Frank Greeve at McClatchy has a nice piece on what fancy-pants experts call…
“the compression of morbidity”
This means more life and living with less illness and disability. The idea is not that people get a greater lifespan (the top end remains about 110 years) but rather that more and more people are blessed with a greater healthspan.
Most people hope for healthspan to equal their lifespan. The actor James Dean accomplished this with the only problem being that he wrecked his car and was killed when he was still in his early twenties. Not sick a day in his life though.
More attractive is the option of achieving both longevity and a generous healthspan. This dream seems to be coming true for more and more people. The full article is here.
WASHINGTON — The remarkable thing about National Public Radio senior news analyst Daniel Schorr, 91, who only recently gave up tennis, and Landrum Bolling, 94, the globe-trotting director at large for the relief agency Mercy Corps, is the same: They aren’t.

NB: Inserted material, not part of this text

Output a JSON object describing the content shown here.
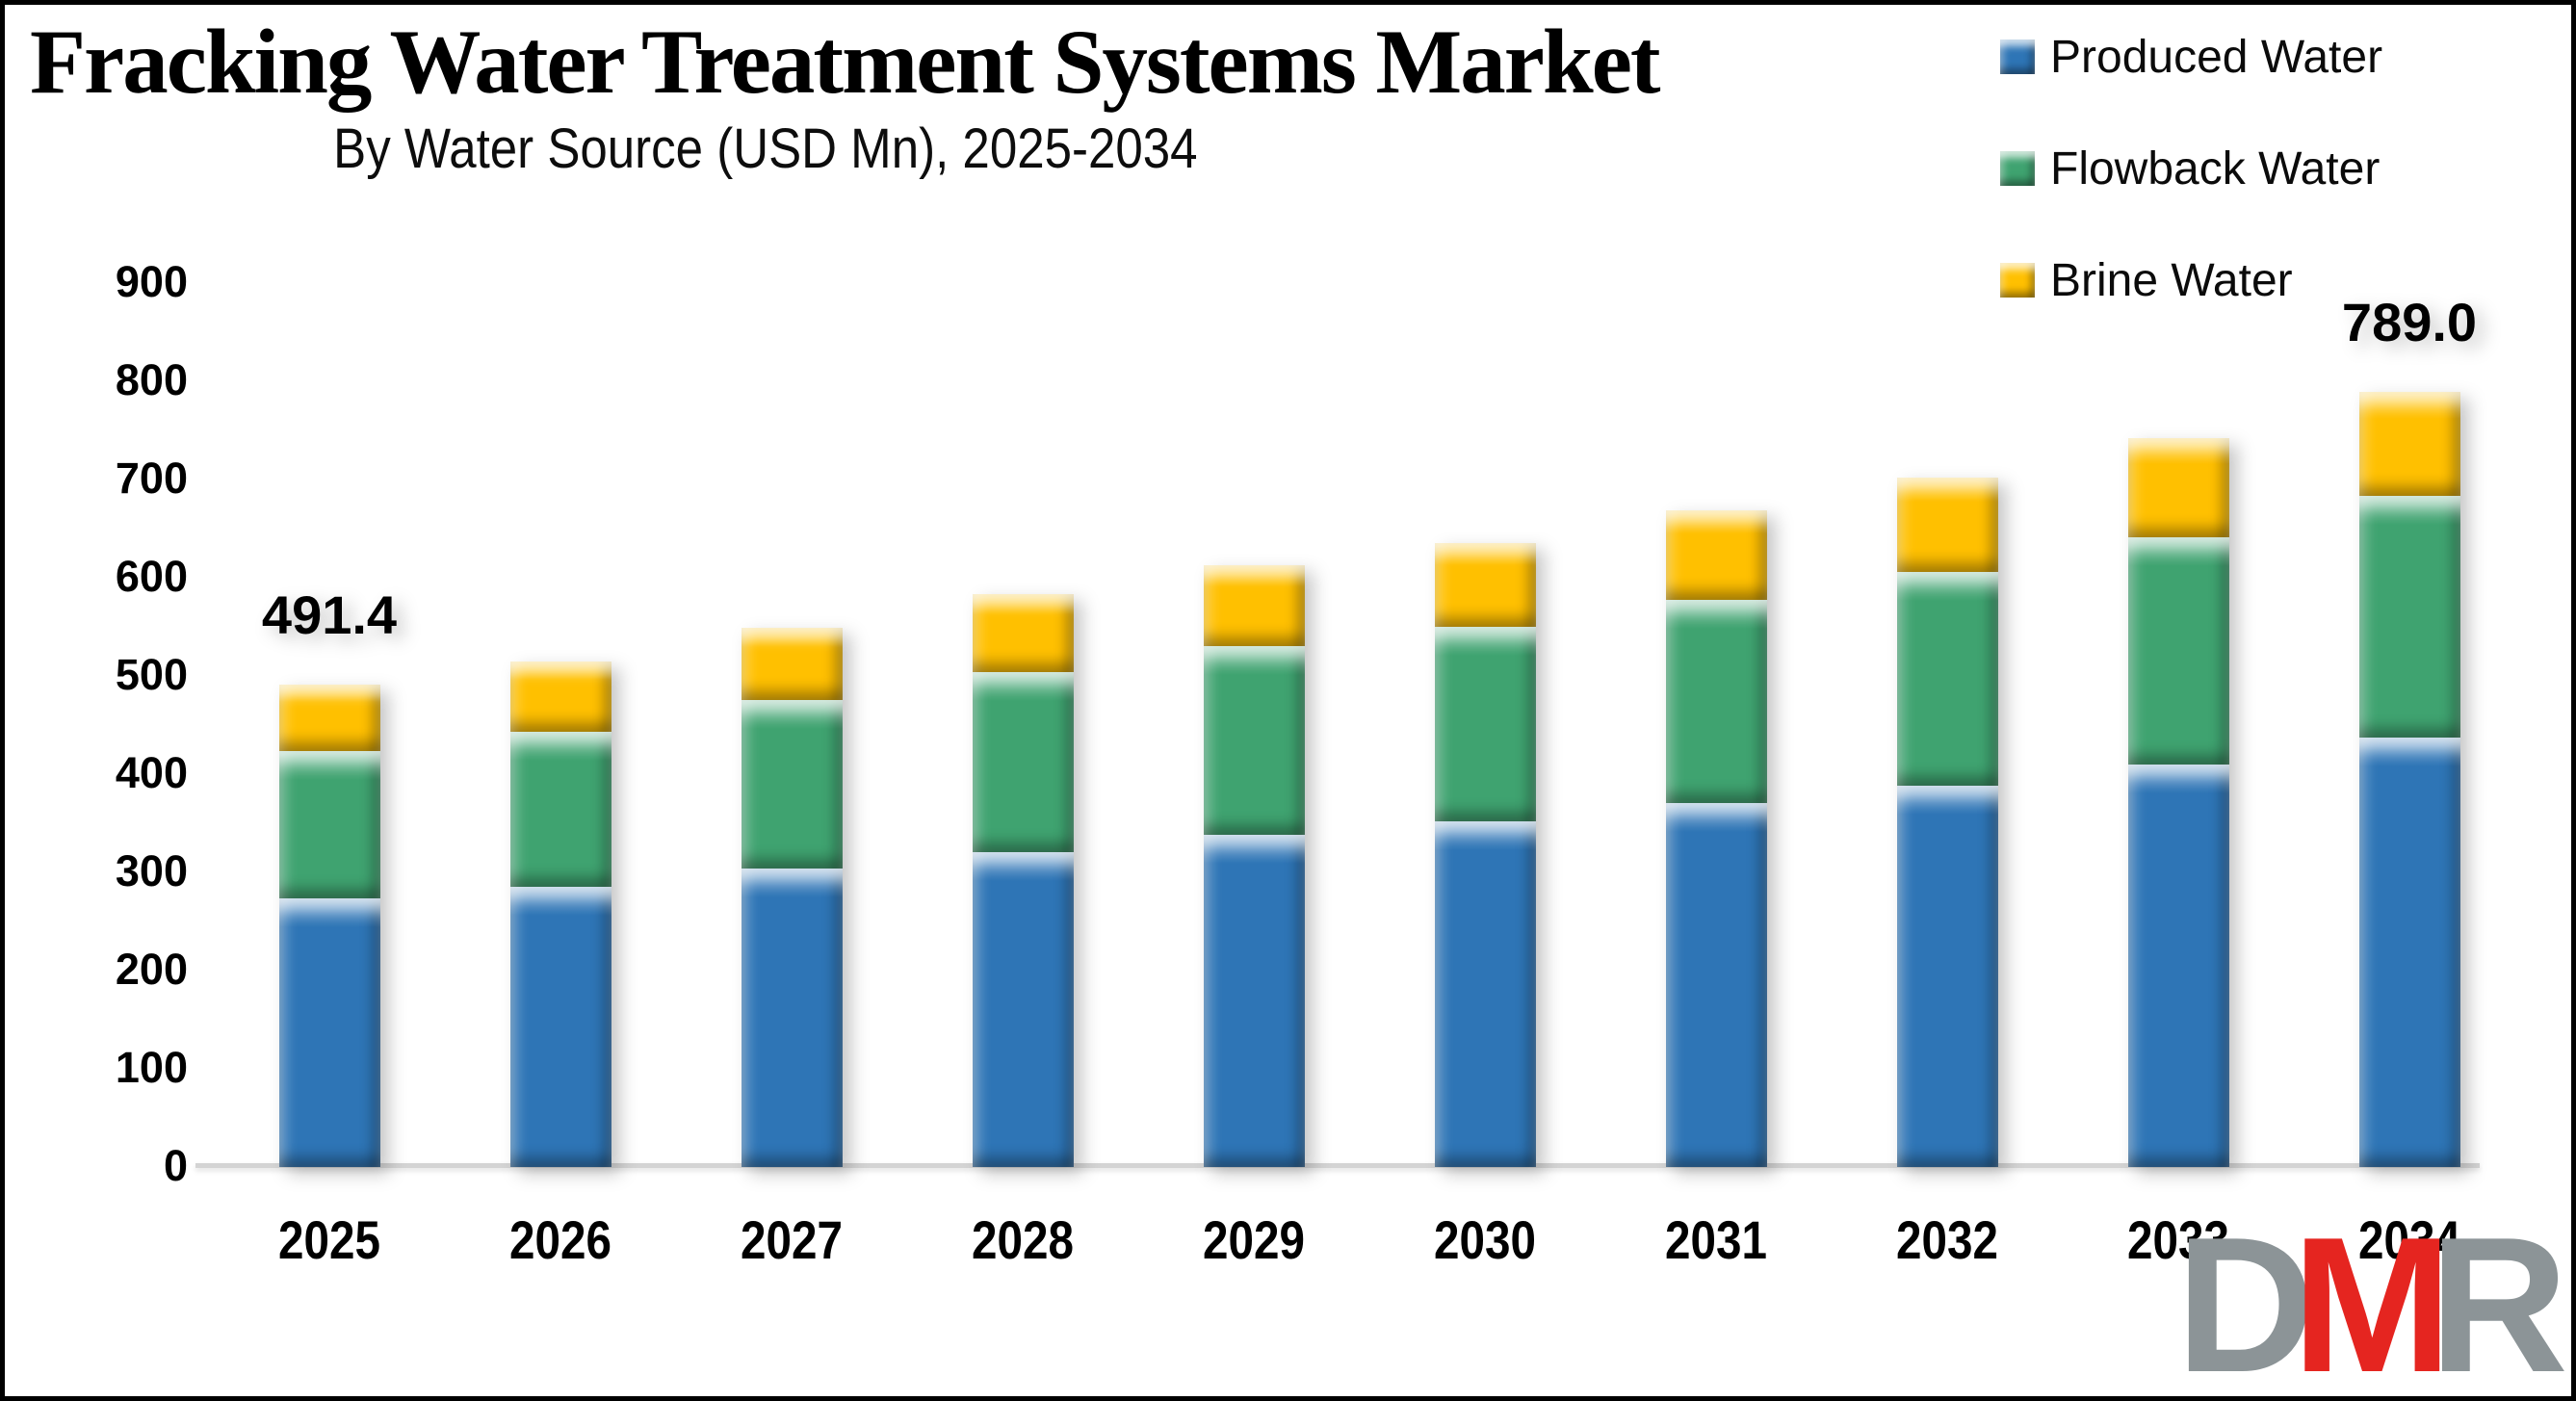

A surprising decline in disability rates among older Americans since the 1980s is enabling millions more to lead longer, richer, spryer lives.
“This is a very important positive outcome,” said Dr. Richard Suzman, the director of the behavioral and social research program at the National Institute on Aging…
Already, the decline has put to rest fears that greater longevity would mean only more years in pain. A National Center for Health Statistics study published in August found the opposite: that older Americans typically are disability-free for the roughly 10 months of life expectancy that were added from 1992 to 2003.